Over the past couple of years, two hockey “enforcers” — players whose primary job is to slug opponents on the ice — have been diagnosed with chronic traumatic encephalopathy (CTE), a degenerative brain disease found in victims who have suffered repeated blows to the head. Now, alarming new research reveals that you don’t have to be a hockey fighter to put yourself at risk of brain disease.
Neuropathologists at the Boston University Center for the Study of Traumatic Encephalopathy examined the brain of Rick Martin, a seven-time NHL All-Star who played from 1971 through 1981, mostly with the Buffalo Sabres. Martin died of a heart attack, at 59, in March (CTE can only be diagnosed post-mortem). They found that Martin, who was not a frequent fighter, had stage 2 (of 4) CTE. During his life, Martin did not suffer from any of the usual CTE symptoms, such as loss of cognitive abilities, impulsive behavior or depression. Still, the mere presence of CTE is troubling, since the disease could have worsened if Martin had lived longer.
A string of recent events has caused the National Hockey League (NHL), which starts its 2011-12 season Thursday night, to rethink its player safety rules. Martin’s diagnosis will only add more pressure for reform. In January, NHL commissioner Gary Bettman revealed that concussions were on the rise, though he said the increase seemed to be caused by inadvertent contact, rather than intentional head contact from another player. The sport’s star attraction, Sidney Crosby of the Pittsburgh Penguins, missed the second half of last season due to hits he took to the head. After suffering a concussion, Crosby had trouble concentrating, and was even afraid to drive a car. His return is still uncertain.
This summer, the death of three enforcers highlighted the potential link between head trauma and mental illness. Wade Belak, a recently-retired defenseman for the Nashville Predators, died of an apparent suicide on August 31. Just two weeks before that, Rick Rypien, the former Vancouver Canucks player who had just signed a contract with the Winnipeg Jets, and had a long struggle with depression, also killed himself. In May Derek Boogaard of the New York Rangers, who had a history of substance abuse problems, died of an accidental of painkillers and alcohol. The Boston University researchers are studying Boogaard’s brain; the results are pending.
While you can’t draw definite conclusions about the root cause of these tragedies, the evidence is disturbing.

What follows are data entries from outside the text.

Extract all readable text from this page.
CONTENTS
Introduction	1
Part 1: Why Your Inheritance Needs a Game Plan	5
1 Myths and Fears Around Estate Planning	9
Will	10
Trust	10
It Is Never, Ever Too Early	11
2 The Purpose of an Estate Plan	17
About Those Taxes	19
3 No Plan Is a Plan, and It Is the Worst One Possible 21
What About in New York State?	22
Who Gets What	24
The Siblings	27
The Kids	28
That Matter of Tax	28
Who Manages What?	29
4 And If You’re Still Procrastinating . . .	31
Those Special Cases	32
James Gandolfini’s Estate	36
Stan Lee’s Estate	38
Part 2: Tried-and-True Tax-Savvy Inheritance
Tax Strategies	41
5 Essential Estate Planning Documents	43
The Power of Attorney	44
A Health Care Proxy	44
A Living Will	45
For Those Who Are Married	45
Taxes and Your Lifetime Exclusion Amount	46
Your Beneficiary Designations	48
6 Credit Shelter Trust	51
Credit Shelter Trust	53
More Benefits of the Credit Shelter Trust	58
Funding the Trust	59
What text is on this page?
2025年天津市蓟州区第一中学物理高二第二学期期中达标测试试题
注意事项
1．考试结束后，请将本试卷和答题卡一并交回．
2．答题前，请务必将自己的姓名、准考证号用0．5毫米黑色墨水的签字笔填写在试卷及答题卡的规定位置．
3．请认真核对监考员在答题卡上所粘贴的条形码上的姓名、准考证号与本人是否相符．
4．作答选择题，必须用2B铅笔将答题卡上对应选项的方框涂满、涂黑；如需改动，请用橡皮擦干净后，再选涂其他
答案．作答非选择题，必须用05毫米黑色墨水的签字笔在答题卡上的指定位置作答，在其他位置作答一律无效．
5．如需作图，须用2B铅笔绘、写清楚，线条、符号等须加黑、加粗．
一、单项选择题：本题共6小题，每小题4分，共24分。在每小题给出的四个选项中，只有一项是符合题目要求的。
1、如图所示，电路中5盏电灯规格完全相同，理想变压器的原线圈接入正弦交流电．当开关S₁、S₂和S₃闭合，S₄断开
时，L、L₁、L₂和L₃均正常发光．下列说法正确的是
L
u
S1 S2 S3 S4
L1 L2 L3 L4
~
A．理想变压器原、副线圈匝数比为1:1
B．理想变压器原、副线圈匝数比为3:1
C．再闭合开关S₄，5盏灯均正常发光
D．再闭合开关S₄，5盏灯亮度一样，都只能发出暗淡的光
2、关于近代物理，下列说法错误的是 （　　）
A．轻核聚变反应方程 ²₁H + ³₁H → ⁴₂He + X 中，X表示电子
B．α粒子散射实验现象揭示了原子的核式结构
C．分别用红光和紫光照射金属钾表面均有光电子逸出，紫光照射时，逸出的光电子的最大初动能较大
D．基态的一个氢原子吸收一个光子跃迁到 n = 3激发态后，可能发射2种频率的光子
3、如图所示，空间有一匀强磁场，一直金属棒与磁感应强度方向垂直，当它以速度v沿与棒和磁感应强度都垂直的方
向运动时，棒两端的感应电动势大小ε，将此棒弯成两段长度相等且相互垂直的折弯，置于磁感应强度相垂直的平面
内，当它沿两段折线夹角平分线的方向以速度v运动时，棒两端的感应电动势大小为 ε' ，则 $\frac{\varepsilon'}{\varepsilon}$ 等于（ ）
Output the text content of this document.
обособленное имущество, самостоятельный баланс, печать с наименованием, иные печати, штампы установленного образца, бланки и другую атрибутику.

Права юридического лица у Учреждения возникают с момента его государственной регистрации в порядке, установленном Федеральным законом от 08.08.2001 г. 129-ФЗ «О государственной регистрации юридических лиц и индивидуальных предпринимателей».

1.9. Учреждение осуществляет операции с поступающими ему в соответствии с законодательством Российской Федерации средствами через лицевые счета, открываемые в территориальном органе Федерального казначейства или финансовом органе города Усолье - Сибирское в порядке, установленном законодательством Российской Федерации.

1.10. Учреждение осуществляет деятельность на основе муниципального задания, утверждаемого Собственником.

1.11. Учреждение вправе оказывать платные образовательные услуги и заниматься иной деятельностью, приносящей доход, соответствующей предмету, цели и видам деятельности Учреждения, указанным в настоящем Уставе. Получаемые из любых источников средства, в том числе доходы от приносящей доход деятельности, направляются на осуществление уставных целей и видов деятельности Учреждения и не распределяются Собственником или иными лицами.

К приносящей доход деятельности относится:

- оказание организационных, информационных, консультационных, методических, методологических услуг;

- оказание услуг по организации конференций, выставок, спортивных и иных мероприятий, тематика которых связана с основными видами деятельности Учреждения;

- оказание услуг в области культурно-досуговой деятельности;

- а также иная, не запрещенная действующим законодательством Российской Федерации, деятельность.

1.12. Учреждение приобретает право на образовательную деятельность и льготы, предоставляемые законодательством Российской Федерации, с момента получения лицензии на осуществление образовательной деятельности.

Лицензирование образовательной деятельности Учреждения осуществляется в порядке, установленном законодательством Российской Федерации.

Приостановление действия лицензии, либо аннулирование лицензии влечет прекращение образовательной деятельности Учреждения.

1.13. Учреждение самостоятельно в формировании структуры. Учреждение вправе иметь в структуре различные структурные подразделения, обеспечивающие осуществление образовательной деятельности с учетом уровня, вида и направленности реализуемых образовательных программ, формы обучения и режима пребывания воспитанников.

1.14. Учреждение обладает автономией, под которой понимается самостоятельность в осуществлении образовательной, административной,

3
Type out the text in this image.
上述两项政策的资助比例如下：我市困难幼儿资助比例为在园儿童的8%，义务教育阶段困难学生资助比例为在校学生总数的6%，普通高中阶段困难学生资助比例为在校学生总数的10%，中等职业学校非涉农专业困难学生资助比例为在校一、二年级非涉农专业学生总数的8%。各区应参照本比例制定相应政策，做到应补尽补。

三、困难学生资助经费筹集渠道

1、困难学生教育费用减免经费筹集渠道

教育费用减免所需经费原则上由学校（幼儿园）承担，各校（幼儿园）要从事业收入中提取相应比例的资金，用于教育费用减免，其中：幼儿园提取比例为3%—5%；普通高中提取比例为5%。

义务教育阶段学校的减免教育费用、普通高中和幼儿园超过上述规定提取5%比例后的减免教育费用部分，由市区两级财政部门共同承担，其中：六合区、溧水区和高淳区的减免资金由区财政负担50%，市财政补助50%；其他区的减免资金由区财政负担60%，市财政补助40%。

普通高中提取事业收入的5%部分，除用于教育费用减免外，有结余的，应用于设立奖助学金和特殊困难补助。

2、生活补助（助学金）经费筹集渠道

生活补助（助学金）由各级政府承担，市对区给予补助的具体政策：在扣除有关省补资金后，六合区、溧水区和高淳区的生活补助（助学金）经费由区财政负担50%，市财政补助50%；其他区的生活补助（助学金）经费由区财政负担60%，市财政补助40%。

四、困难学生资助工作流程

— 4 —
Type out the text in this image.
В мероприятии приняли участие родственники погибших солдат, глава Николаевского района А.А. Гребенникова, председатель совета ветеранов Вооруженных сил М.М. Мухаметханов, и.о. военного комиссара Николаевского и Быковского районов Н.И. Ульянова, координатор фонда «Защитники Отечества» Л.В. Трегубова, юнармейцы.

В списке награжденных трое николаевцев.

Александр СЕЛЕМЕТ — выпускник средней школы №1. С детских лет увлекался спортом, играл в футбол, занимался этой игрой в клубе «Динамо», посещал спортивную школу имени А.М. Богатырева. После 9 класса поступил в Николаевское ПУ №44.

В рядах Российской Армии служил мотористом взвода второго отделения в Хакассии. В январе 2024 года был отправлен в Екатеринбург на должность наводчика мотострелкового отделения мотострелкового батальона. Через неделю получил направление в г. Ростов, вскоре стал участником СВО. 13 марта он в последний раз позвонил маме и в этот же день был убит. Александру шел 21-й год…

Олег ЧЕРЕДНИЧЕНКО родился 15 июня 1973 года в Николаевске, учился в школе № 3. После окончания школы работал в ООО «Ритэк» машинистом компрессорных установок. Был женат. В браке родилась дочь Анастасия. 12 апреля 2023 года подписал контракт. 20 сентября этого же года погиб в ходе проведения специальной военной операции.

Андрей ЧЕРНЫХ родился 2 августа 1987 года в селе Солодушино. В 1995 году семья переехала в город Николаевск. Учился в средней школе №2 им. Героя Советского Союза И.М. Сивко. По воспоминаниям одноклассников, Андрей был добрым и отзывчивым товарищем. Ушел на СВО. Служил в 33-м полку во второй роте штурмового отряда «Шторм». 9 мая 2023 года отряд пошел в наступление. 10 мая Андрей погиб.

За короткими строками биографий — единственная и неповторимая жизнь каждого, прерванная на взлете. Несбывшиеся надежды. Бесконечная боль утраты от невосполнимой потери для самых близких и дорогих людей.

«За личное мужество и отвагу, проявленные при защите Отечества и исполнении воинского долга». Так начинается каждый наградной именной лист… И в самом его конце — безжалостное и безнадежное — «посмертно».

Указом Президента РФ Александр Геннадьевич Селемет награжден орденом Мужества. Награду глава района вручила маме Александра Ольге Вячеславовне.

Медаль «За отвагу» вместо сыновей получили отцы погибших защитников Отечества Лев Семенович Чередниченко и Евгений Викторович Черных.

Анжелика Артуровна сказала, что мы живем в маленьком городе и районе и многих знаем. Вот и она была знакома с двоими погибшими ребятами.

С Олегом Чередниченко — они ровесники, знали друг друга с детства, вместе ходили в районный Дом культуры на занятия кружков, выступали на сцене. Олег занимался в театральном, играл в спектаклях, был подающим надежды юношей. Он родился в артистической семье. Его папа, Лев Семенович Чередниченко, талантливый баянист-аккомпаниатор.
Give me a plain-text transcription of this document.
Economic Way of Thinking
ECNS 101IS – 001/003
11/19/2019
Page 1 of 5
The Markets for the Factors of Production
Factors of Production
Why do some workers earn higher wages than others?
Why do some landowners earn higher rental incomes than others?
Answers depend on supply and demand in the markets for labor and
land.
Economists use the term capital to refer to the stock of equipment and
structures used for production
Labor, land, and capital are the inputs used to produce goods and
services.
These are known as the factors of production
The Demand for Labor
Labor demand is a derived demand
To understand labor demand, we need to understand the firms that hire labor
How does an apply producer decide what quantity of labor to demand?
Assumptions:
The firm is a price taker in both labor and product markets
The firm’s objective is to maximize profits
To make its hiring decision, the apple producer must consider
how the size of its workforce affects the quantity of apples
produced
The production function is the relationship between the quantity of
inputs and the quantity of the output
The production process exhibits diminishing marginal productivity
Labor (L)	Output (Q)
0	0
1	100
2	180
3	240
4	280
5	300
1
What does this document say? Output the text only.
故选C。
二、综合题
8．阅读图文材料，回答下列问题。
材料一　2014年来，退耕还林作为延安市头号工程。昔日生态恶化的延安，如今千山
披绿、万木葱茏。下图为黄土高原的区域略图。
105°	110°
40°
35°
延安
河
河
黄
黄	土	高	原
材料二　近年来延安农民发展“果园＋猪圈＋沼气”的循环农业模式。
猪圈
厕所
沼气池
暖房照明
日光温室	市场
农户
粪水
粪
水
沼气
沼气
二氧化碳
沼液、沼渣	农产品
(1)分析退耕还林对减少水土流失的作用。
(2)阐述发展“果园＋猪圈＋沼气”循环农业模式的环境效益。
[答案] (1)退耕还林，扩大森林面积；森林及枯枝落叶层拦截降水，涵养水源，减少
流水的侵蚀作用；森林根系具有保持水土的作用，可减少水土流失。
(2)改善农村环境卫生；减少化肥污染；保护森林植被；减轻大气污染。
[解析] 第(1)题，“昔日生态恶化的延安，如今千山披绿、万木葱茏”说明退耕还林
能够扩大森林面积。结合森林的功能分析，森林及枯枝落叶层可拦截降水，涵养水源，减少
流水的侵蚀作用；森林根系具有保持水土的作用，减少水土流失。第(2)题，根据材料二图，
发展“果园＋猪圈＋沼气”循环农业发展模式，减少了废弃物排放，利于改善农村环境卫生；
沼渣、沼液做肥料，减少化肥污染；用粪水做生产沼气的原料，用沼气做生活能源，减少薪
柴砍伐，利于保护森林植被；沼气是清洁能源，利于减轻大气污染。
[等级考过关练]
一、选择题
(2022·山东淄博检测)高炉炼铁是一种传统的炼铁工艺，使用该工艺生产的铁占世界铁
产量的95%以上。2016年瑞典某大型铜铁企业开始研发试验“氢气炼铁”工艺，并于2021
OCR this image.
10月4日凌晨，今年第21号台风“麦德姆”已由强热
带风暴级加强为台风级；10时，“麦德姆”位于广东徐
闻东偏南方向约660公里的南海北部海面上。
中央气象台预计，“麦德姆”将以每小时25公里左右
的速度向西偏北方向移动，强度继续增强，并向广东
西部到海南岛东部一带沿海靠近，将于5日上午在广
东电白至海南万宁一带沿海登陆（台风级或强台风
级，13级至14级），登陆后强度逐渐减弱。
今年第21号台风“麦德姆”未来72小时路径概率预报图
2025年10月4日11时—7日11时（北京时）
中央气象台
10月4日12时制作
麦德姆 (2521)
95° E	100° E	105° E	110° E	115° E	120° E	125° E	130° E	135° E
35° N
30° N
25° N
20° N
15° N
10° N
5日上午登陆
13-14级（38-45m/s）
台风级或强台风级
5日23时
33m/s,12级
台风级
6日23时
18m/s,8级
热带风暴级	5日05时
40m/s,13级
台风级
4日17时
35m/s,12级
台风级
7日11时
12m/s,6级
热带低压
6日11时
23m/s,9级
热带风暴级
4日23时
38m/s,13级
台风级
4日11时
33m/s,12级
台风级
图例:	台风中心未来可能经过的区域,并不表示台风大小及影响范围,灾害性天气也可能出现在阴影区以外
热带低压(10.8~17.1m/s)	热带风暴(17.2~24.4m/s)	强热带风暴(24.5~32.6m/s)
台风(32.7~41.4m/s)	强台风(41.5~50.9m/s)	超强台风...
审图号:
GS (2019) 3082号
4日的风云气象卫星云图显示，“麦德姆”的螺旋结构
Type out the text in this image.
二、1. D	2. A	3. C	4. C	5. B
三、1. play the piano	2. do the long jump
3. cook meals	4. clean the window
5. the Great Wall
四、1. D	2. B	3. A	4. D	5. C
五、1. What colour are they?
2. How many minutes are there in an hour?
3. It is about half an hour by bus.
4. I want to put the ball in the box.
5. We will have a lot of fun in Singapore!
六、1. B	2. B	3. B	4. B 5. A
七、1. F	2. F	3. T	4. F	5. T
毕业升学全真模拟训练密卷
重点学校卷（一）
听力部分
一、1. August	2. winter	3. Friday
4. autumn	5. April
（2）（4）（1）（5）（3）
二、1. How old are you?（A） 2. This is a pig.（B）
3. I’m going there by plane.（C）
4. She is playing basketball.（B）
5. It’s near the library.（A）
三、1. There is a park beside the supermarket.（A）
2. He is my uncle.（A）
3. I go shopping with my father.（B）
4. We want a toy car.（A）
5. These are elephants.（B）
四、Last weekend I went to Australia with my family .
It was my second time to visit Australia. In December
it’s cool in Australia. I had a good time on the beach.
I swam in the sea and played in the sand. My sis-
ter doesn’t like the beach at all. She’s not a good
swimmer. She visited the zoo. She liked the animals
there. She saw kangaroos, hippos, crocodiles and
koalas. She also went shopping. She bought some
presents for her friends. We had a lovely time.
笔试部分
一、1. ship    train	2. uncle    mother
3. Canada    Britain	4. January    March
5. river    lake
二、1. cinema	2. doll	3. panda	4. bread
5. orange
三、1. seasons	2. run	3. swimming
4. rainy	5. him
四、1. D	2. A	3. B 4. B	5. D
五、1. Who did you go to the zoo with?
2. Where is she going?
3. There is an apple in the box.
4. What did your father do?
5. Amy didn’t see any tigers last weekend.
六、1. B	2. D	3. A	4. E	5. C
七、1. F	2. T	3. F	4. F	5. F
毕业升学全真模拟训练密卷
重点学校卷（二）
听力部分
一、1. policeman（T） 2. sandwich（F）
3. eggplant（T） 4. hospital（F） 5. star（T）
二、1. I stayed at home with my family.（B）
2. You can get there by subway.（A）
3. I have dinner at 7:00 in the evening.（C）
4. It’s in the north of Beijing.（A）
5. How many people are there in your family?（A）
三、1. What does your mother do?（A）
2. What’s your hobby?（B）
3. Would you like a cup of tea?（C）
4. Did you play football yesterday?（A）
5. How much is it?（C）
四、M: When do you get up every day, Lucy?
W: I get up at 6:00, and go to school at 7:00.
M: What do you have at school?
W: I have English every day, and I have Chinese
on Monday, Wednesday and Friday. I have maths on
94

The Boston University lab has previously diagnosed two former NHL enforcers with CTE: Bob Probert, who died in 2010, at 45, from heart disease, and Reggie Fleming, who passed away in 2009, at 73. Fleming had suffered from dementia and other worsening CTE symptoms for 30 years.
What lessons should we draw from the diagnosis of Martin, who played left wing, rather than pugilist, on the ice? “The brain doesn’t know the source of its hits,” says Dr. Robert Stern, co-director of the Boston University lab. “It doesn’t know the difference between a fist to the face or check to the board.”
Martin’s only known concussion occurred during a 1977 game. It was an ugly one: he hit his head on the ice, causing convulsions. Martin was not wearing a helmet. In fact, he wore a helmet only in the last four years of his career, after he suffered that injury.
In addition to this known concussion, it’s virtually guaranteed that Martin received multiple subconcussive blows to the head, which can cause just as much long-term brain damage as major concussive episodes. Plus, in hockey, body checks can lead to head trauma. “A quick jolt to the body can result in a movement of the brain inside the skull,” Stern says. “Checks can also cause the head to fall to the ice, or to hit against the boards.”
While Stern and his team have diagnosed CTE only in pro hockey players, a wider subset could be at risk. In football, another sport in which frequent head shots has been linked to brain damage, CTE has been found in the brains of high school and college players. “It’s time to consider eliminating any hits to the head in youth hockey,” says Stern. “We don’t want to destroy the game of hockey. We want to make is safer for athletes of all ages.”